Table 10 Average bias [ppm] over 14 days for different schemes of SF and DF modes at the location of RS11035

Conclusions

In this article, the potential use of SF observations for GNSS tomography was studied. In addition, the impact of different regularization methods was investigated by applying an initial field or not. In this regard, a part of the EPOSA GNSS network located in the east of Austria was utilized to analyze the accuracy of the reconstructed refractivity field using different strategies. For this purpose, two different strategies were applied to estimate ZTDs and use the SWDs as an input for the tomography. In the first strategy, single-frequency (SF) observations were processed using PPP in goGPS software. In the second strategy, dual-frequency (DF) observations were processed in double-difference mode with the Bernese software. Subsequently, we have solved the tomography problem using the different regularization methods: ART, MART, Landweber, and TV. The AROME model and the TV method provided the required initial field for the iterative techniques to analyze the impact of this input on the retrieved accuracy of the wet refractivity field. The results showed that the AROME ZTD correlate with DF ZTD and SF ZTD on average at 97% and 66%, correspondingly. However, the reported correlation is not sensitive to a bias between the data sets. Analyzing RMSE of the estimated ZTDs using SF and DF observations showed that the DF scheme provides better results (avg. RMSE 0.019 m) in comparison to the SF scheme (avg. RMSE 0.075 m). Furthermore, the bias of SF ZTD was slightly larger during noontime which can be explained by the daily solar radiation and consequential complexity to describe the ionospheric delay with SEID. Moreover, there might also be artifacts from model deficiencies, e.g., satellite clocks in PPP processing. As expected, a successful integer fixing of the ambiguities improves the results and leads to a much more accurate estimation of the ZTD.
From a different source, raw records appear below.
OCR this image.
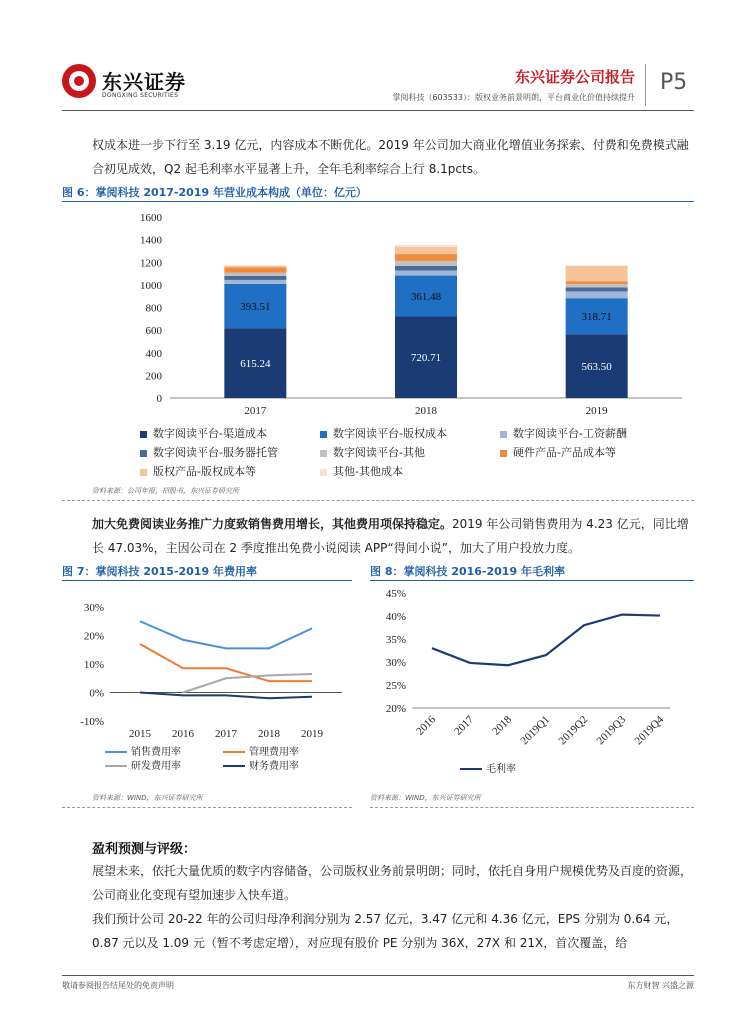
东兴证券
DONGXING SECURITIES
东兴证券公司报告
掌阅科技（603533）：版权业务前景明朗，平台商业化价值持续提升
P5
权成本进一步下行至 3.19 亿元，内容成本不断优化。2019 年公司加大商业化增值业务探索、付费和免费模式融合初见成效，Q2 起毛利率水平显著上升，全年毛利率综合上行 8.1pcts。
图 6：掌阅科技 2017-2019 年营业成本构成（单位：亿元）
0
200
400
600
800
1000
1200
1400
1600
2017	2018	2019
615.24
393.51
720.71
361.48
563.50
318.71
数字阅读平台-渠道成本	数字阅读平台-版权成本	数字阅读平台-工资薪酬
数字阅读平台-服务器托管	数字阅读平台-其他	硬件产品-产品成本等
版权产品-版权成本等	其他-其他成本
资料来源：公司年报，招股书，东兴证券研究所
加大免费阅读业务推广力度致销售费用增长，其他费用项保持稳定。2019 年公司销售费用为 4.23 亿元，同比增长 47.03%，主因公司在 2 季度推出免费小说阅读 APP“得间小说”，加大了用户投放力度。
图 7：掌阅科技 2015-2019 年费用率
-10%
0%
10%
20%
30%
2015 2016 2017 2018 2019
销售费用率	管理费用率
研发费用率	财务费用率
资料来源：WIND，东兴证券研究所
图 8：掌阅科技 2016-2019 年毛利率
20%
25%
30%
35%
40%
45%
2016 2017 2018 2019Q1 2019Q2 2019Q3 2019Q4
毛利率
资料来源：WIND，东兴证券研究所
盈利预测与评级：
展望未来，依托大量优质的数字内容储备，公司版权业务前景明朗；同时，依托自身用户规模优势及百度的资源，公司商业化变现有望加速步入快车道。
我们预计公司 20-22 年的公司归母净利润分别为 2.57 亿元，3.47 亿元和 4.36 亿元，EPS 分别为 0.64 元，0.87 元以及 1.09 元（暂不考虑定增），对应现有股价 PE 分别为 36X，27X 和 21X，首次覆盖，给
敬请参阅报告结尾处的免责声明	东方财智 兴盛之源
The accuracy of retrieved refractivity fields using various regularization methods in SF and DF schemes was assessed by RS observations. According to the obtained results, the performance of ART techniques (ART, MART, and Landweber) by applying the AROME model as an initial field was comparable for both SF and DF schemes. In addition, the accuracy of the reconstructed wet refractivity field using the TV method and ART techniques + TV for SF schemes was almost as good as for the DF scheme. Moreover, the correlation between retrieved wet refractivity and RS wet refractivity for all regularization techniques in SF and DF schemes was almost higher than 95%. However, a considerable MAE and bias for ART + AROM and ART + TV in the SF scheme has been detected during noontime. This study showed that entering ZTDs calculated from SF data instead of DF data yields degradation of the RMSE of the reconstructed profiles between 10% and 40% over all investigated regularization techniques. In the presence of a reasonable initial field, an acceptable reconstruction of the wet refractivity at the level of 4–7 ppm wet refractivity field with respect to radiosonde profile could be achieved, but also TV + Landweber and TV + MART techniques can retrieve wet refractivity profiles at 6–8 ppm-level.
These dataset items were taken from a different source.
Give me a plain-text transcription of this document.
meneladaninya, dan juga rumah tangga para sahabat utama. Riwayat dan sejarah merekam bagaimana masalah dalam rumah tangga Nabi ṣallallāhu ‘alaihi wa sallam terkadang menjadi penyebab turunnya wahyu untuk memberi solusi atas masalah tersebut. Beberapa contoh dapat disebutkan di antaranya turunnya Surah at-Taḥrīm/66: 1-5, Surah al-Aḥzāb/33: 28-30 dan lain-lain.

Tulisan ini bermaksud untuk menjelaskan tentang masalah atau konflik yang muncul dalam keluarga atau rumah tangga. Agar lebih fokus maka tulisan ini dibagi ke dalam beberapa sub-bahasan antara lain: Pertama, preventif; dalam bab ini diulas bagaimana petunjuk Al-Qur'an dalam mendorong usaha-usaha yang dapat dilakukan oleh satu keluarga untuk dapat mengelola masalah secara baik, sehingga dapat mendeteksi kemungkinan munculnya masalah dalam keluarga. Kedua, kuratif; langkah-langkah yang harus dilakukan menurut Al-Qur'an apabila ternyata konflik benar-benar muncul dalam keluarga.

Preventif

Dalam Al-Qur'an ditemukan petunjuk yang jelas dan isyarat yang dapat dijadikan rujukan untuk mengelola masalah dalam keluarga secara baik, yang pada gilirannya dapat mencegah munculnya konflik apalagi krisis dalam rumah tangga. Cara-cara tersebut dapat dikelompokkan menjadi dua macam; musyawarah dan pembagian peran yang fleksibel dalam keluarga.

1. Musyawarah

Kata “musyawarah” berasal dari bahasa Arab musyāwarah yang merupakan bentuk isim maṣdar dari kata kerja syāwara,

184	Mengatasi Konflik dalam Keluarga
In future studies, PPP AR (ambiguity resolution) techniques have to be further investigated to improve ZTD estimates derived from DF or even SF data in future studies. Moreover, the tomography approach based on the TV regularization method should be investigated in more extended periods and under different weather conditions to prove the potential of this method for reconstructing the wet refractivity field without using any initial field.